Thursday, October 22, 2009

Review: Eat, Pray, Love by Elizabeth Gilbert



In Eat, Pray, Love, author Elizabeth Gilbert takes us along on her journey of self discovery and recovery.  Dealing with the aftermath of her discovery that she doesn’t want children or to stay in her marriage we piggy back on her decision to spend four moths in three locations to study what each does best.

We discover Italy through her eyes (and stomach) learning and discovering pleasure in its many forms.  The word today is most often associated with sex, and there is a level of that, it is Italy after all, but she reminds us that the definition is much broader and multi-layered.

Pleas-ure [plezh-er]
1.    The state or feeling of being pleased.
2.    Enjoyment or satisfaction derived from what is to one's liking; gratification; delight.
3.    Worldly or frivolous enjoyment: the pursuit of pleasure.
4.    Recreation or amusement; diversion; enjoyment: Are you traveling on business or for pleasure?

We encounter the aesthetic magic of an ashram and Gilbert’s breakthrough in self development, and forgiveness, in India in such a self depreciating manner that the breakthrough seem almost anticlimactic.  There are so many misconceptions and taboos around a stay at an Ashram that her ability to bring to life each denizen in a straight forward and day to day manner was especially appealing.

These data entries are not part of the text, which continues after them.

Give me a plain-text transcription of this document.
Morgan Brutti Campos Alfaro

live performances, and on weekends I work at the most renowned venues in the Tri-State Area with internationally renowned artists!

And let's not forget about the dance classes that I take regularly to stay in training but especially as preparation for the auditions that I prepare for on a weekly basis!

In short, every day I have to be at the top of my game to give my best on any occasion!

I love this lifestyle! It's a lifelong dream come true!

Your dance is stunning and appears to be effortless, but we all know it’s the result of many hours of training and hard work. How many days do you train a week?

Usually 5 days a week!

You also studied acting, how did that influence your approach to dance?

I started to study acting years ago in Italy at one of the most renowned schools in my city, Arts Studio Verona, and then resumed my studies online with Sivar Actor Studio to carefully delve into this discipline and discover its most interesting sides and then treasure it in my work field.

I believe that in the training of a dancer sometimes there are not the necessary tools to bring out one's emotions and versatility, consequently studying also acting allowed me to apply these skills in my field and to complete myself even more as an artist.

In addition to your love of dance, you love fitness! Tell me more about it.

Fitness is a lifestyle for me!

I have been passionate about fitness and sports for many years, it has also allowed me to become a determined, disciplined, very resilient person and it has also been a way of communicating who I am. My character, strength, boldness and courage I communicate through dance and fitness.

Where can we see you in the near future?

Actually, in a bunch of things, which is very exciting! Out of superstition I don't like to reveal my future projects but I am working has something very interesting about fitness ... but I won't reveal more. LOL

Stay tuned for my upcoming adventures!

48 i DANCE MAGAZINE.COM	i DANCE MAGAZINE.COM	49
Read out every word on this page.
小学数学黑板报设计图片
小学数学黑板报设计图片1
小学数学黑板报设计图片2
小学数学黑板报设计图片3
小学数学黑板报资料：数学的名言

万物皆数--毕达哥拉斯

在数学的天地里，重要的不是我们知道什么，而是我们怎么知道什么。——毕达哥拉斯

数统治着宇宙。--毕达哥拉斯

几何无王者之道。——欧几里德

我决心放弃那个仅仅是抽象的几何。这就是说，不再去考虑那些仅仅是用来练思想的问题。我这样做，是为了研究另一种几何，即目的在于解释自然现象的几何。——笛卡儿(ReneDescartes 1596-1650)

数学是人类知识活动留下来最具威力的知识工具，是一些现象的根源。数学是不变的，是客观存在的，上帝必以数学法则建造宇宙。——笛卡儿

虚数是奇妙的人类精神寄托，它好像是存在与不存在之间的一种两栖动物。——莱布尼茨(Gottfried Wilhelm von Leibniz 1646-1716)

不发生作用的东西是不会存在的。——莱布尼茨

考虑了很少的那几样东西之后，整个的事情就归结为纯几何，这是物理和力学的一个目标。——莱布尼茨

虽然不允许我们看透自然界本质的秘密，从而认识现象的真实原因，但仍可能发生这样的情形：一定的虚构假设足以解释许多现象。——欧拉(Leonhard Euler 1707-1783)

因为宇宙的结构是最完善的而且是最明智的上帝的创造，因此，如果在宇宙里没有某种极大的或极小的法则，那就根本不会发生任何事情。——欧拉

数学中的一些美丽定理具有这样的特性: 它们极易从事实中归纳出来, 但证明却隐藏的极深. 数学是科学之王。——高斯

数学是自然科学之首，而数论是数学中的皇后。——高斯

After investigating pleasure in Italy and faith in India, Gilbert takes route to Bali where she hopes to study balancing both while learning from a medicine man she met two years prior who assured her she would return to the island and study with him.  A brief foray into history helps the outsider understand some of the current culture and interactions of the Balinese.

At each turn in her journey he readily shares vignettes of her lack of planning, lack of strategy and ability to succeed in spite of the jumble she often feels.  Makes international travel seem more plausible to the stay t home who has always believed it would be too difficult to make a trip outside one’s own borders.